Rupert bolted inside and I followed, then stopped.
Two men lay on the floor of the warehouse, one at the back where it looked like he might have attempted to leave, the other only a few feet away from where I stood.
Munro stood up from over the nearest body and wiped the blade of his knife. He looked at me, then called out to Brodie in a low voice.
He came from the back of the warehouse where I had glimpsed that other body.
“The hound seems to think that she’s here somewhere,” he said, taking my arm and turning me back toward the entrance and away from that body.
I forced myself past the sick feeling at what I had just seen inside the warehouse. It wasn’t as if I was not aware what both were capable of, and I had seen dead bodies before. Still, it was the possibility that we might not find Lily alive.
“Is one of them Carney?”
“He’s not here,” was all he said.
That meant that he was still out there, somewhere, as well as Lily. And with that warning shout I’d heard, he would know that we were here.
Munro quickly joined us, his tall frame discernible in the fading light. He inclined his head toward the second warehouse, then moved in that direction.
Brodie hesitated, his hand on my arm. I knew what he would have said. I moved past him to follow Munro.
The second warehouse was nearer the water, with a landing at the edge of the river. Munro moved along the near side. Brodie stepped past me and followed him.

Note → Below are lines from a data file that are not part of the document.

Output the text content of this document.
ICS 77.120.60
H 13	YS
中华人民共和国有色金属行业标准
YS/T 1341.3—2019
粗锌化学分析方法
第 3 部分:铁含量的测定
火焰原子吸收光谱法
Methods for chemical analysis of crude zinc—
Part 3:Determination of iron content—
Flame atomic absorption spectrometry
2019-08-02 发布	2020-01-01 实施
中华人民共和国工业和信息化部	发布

There had been no sign of Lily at the first warehouse. Was she inside this one?
And with it again came the thought that she might be injured. What would happen when Brodie and Munro entered the warehouse? Another scene like the first, only worse?

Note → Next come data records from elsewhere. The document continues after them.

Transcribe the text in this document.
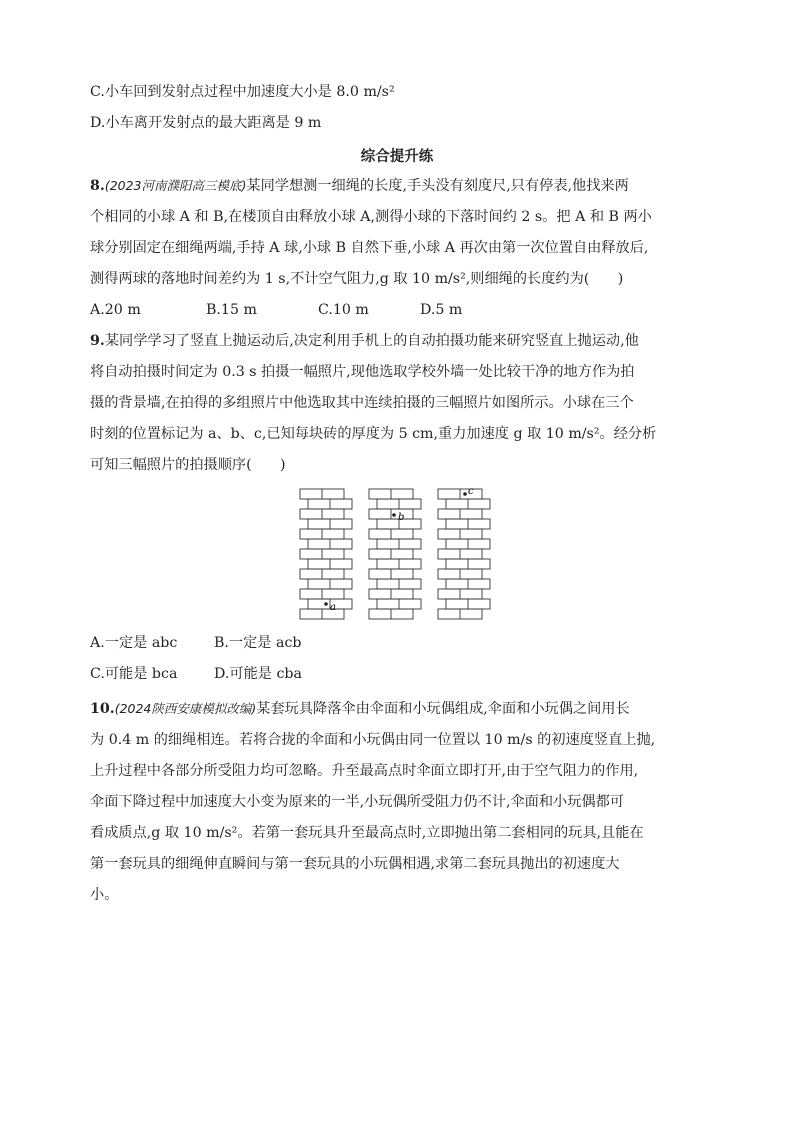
C.小车回到发射点过程中加速度大小是 8.0 m/s²
D.小车离开发射点的最大距离是 9 m
综合提升练
8.(2023河南濮阳高三模底)某同学想测一细绳的长度,手头没有刻度尺,只有停表,他找来两
个相同的小球 A 和 B,在楼顶自由释放小球 A,测得小球的下落时间约 2 s。把 A 和 B 两小
球分别固定在细绳两端,手持 A 球,小球 B 自然下垂,小球 A 再次由第一次位置自由释放后,
测得两球的落地时间差约为 1 s,不计空气阻力,g 取 10 m/s²,则细绳的长度约为(　　)
A.20 m	B.15 m	C.10 m	D.5 m
9.某同学学习了竖直上抛运动后,决定利用手机上的自动拍摄功能来研究竖直上抛运动,他
将自动拍摄时间定为 0.3 s 拍摄一幅照片,现他选取学校外墙一处比较干净的地方作为拍
摄的背景墙,在拍得的多组照片中他选取其中连续拍摄的三幅照片如图所示。小球在三个
时刻的位置标记为 a、b、c,已知每块砖的厚度为 5 cm,重力加速度 g 取 10 m/s²。经分析
可知三幅照片的拍摄顺序(　　)
a
b
c
A.一定是 abc	B.一定是 acb
C.可能是 bca	D.可能是 cba
10.(2024陕西安康模拟改编)某套玩具降落伞由伞面和小玩偶组成,伞面和小玩偶之间用长
为 0.4 m 的细绳相连。若将合拢的伞面和小玩偶由同一位置以 10 m/s 的初速度竖直上抛,
上升过程中各部分所受阻力均可忽略。升至最高点时伞面立即打开,由于空气阻力的作用,
伞面下降过程中加速度大小变为原来的一半,小玩偶所受阻力仍不计,伞面和小玩偶都可
看成质点,g 取 10 m/s²。若第一套玩具升至最高点时,立即抛出第二套相同的玩具,且能在
第一套玩具的细绳伸直瞬间与第一套玩具的小玩偶相遇,求第二套玩具抛出的初速度大
小。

I was about to go after them when Brodie returned. He shook his head. They had not found her.
Anger was followed by tears that stung my eyes. She was here, somewhere.
“We have to find her!”
He nodded.
“There are several shanties along the wharf,” Munro said. “She could be in any one of them.”
And it would take time to search them. Time we might not have.
Rupert grew restless beside me. He had gone with Brodie and Munro into both warehouses and had found nothing.
He knew Lily. In fact, the two had struck up a strong friendship when he had accompanied me to Sussex Square. He had tracked me, more than once. Yet I knew it was from his sense of scent.
I whispered to Brodie, my hand resting on top of Rupert’s head.
“He might be able to find her.”
I knelt down beside Rupert.
“Find Lily,” I told him. “You must find Lily. Go.”
Rupert looked at me expectantly and I began to think it wouldn’t work. My heart sank. Then he was off, as I had seen him before, nose to the ground, tail sticking up straight as an arrow. I went after him.
Brodie and Munro followed, searching the first shanty at the wharf as Rupert circled then ran to the next one. And the next one, as my thoughts raced.
As it grew darker with the fading light, we ran along the waterfront, Rupert racing before us. And all I could think of was Carney.
Was he in one of those huts? Where was Lily? Was she still alive?